My two companions in the temple were tidewaiters in the Customs. There are many storied lives locked away among the tidewaiters in China. Down the river there is a tidewaiter who was formerly professor of French in the Imperial University of St. Petersburg; and here in Chungking, filling the same humble post, is the godson of a marquis and the nephew of an earl, a brave soldier whose father is a major-general and his mother an earl's daughter, and who is first cousin to that enlightened nobleman and legislator the Earl of C. Few men so young have had so many and varied experiences as this sturdy Briton. He has humped his swag in Australia, has earned fifteen shillings a day there as a blackleg protected by police picquets on a New South Wales coal mine. He was at Harrow under Dr. Butler, and at Corpus Christi, Cambridge. He has been in the Dublin Fusiliers, and a lieutenant in Weatherby's Horse, enlisted in the 5th Lancers, and rose from private to staff-sergeant, and ten months later would have had his commission. He served with distinction in the Soudan and Zululand, and has three medals with four clasps. He was present at El Teb, and at the disaster at Tamai, when McNeill's zareeba was broken. He was at Tel-el-kebir; saw Burnaby go forth to meet a coveted death at Abu-klea, and was present at Abu-Kru when Sir Herbert Stewart received his death-wound. He was at Rorke's Drift, and appears with that heroic band in Miss Elizabeth Thompson's painting. Leaving the army, C. held for a time a commission in the mounted constabulary of Madras, and now he is a third class assistant tidewaiter in the Imperial Maritime Customs of China, with a salary as low as his spirits are high.

Chungking is an open port, which is not an open port. By the treaty of Tientsin it is included in the clause which states that any foreign steamer going to it, a closed port, shall be confiscated. Yet by the Chefoo Convention, Chungking is to become an open port as soon as the first foreign steamer shall reach there. This reminds one of the conflicting instructions once issued by a certain government in reference to the building of a new gaol. The instructions were explicit:—

Clause I.—The new gaol shall be constructed out of the materials of the old.

Clause II.—The prisoners shall remain in the old gaol till the new gaol is constructed.

In Chungking the Commissioner of Customs is Dr.
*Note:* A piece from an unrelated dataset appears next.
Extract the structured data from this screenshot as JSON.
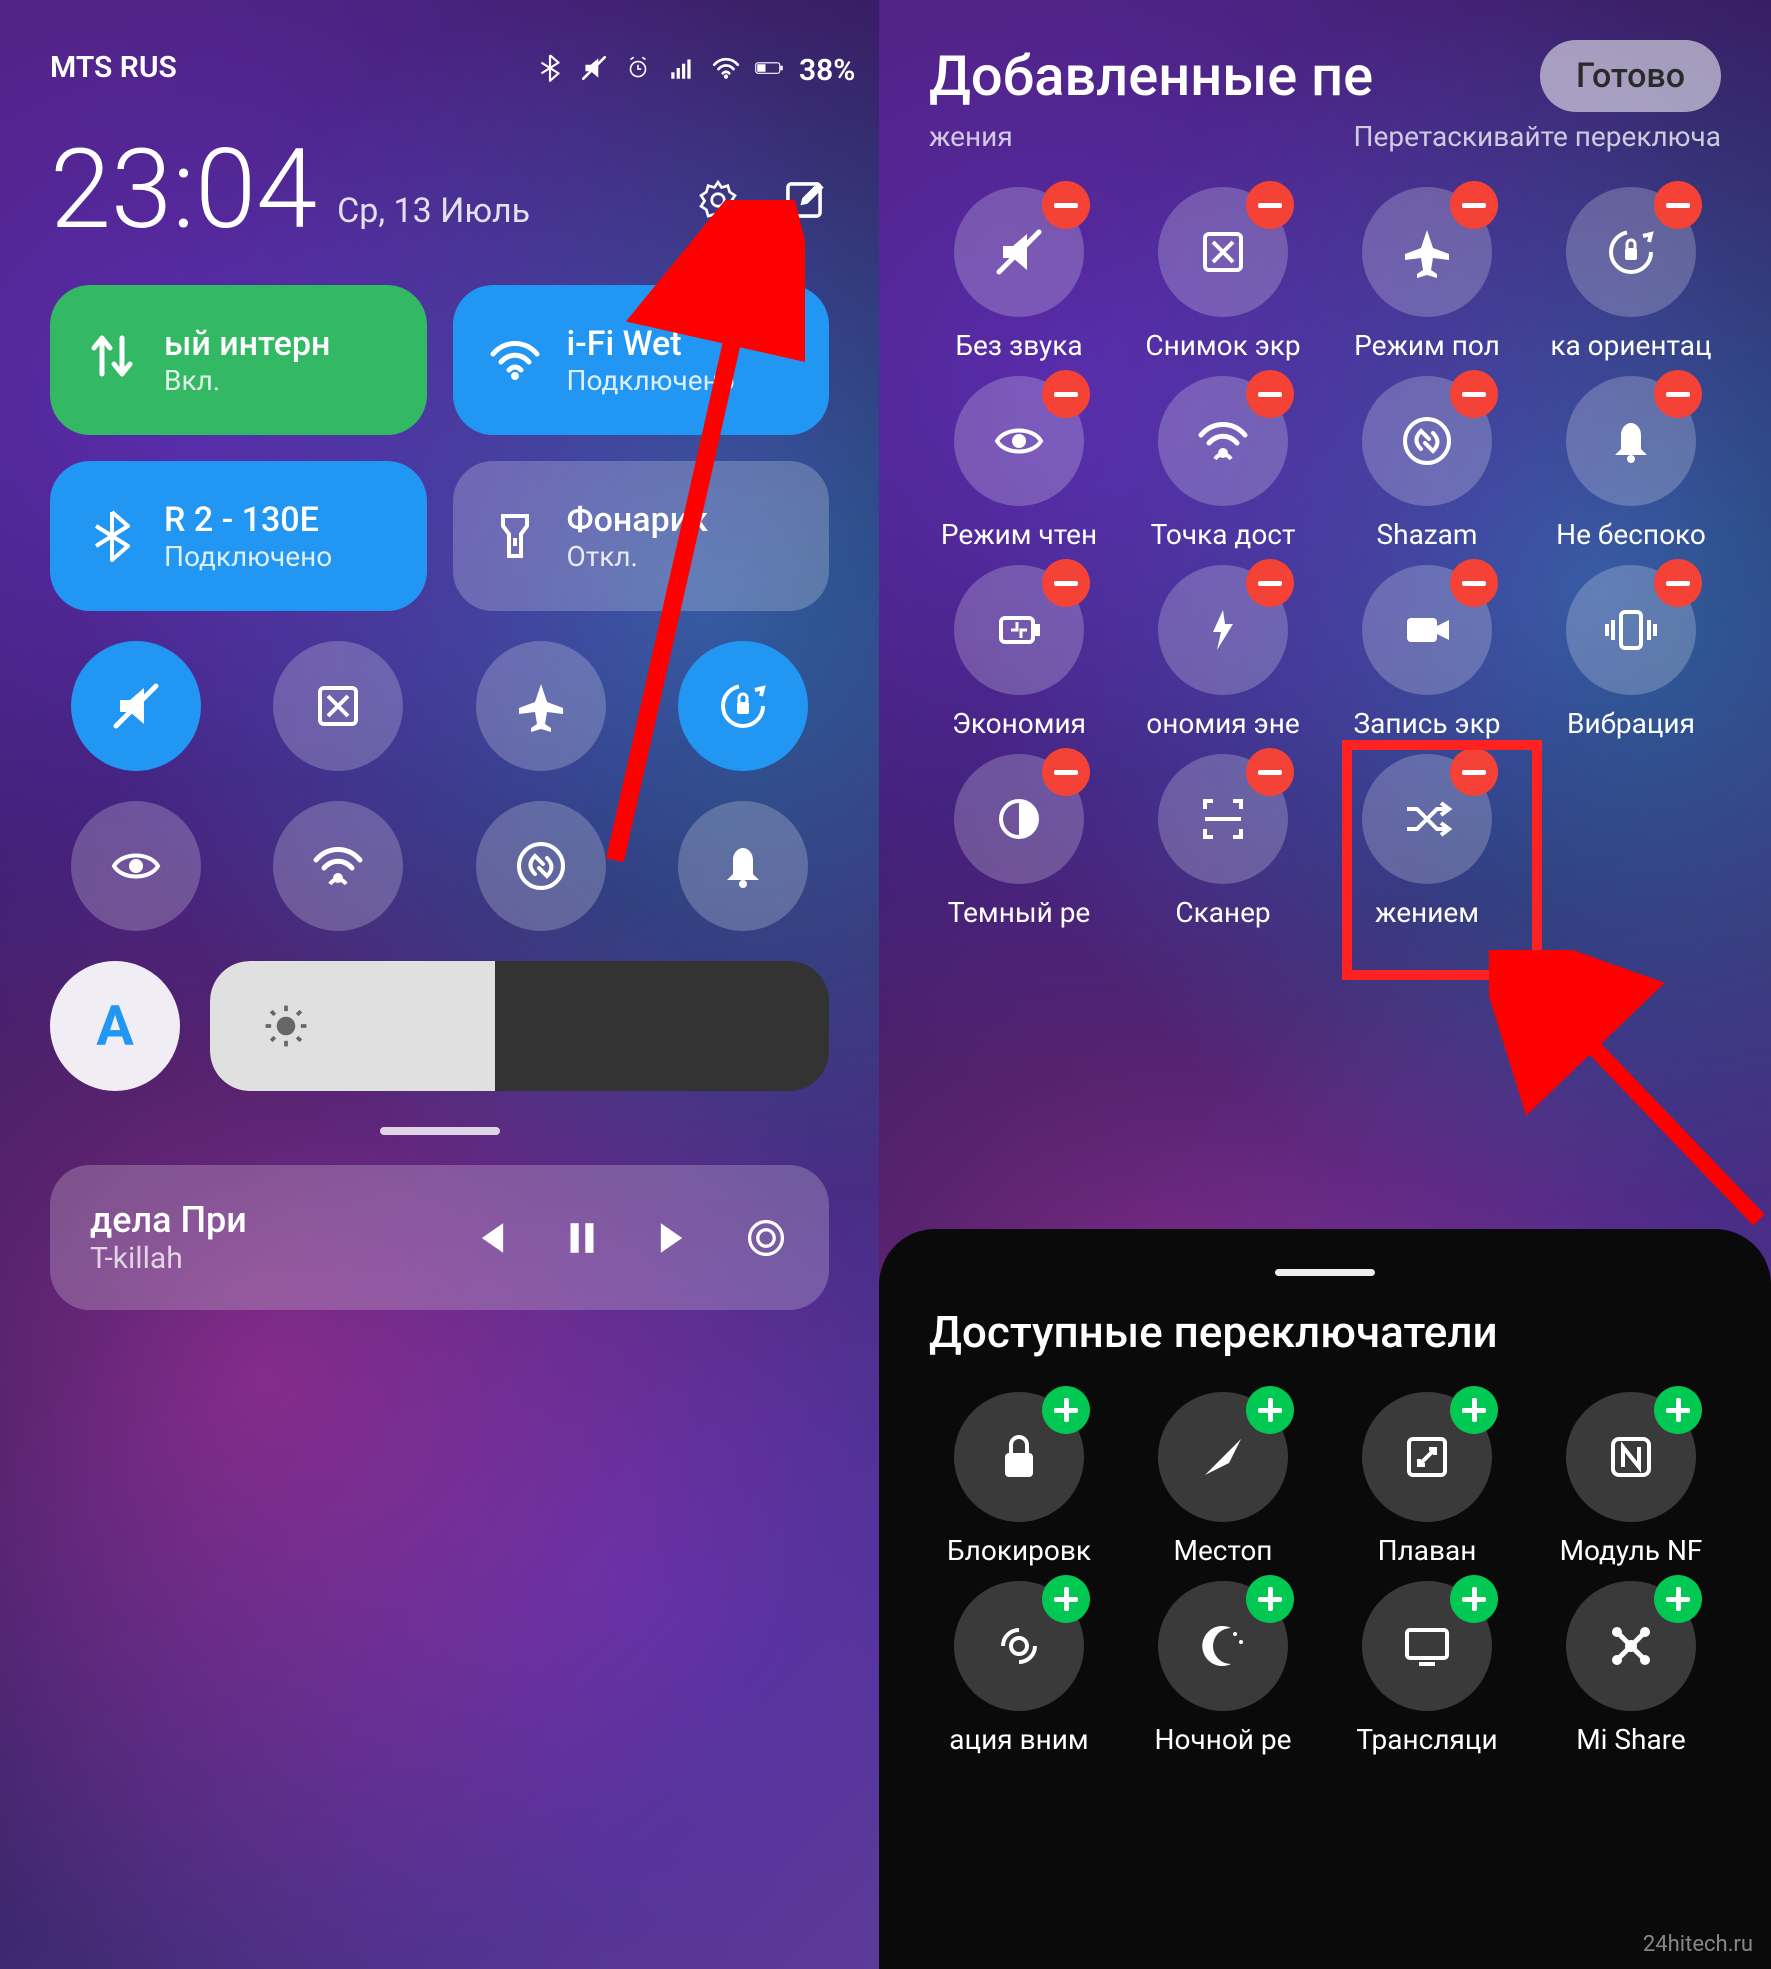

F. Hirth, whose Chinese house is on the highest part of Chungking in front of a temple, which, dimly seen through the mist, is the crowning feature of the city. A distinguished sinologue is the doctor, one of the finest Chinese scholars in the Empire, author of "China and the Roman Orient," "Ancient Porcelain," and an elaborate "Textbook of Documentary Chinese," which is in the hands of most of the Customs staff in China, for whose assistance it was specially written. Dr. Hirth is a German who has been many years in China. He holds the third button, the transparent blue button, the third rank in the nine degrees by which Chinese Mandarins are distinguished.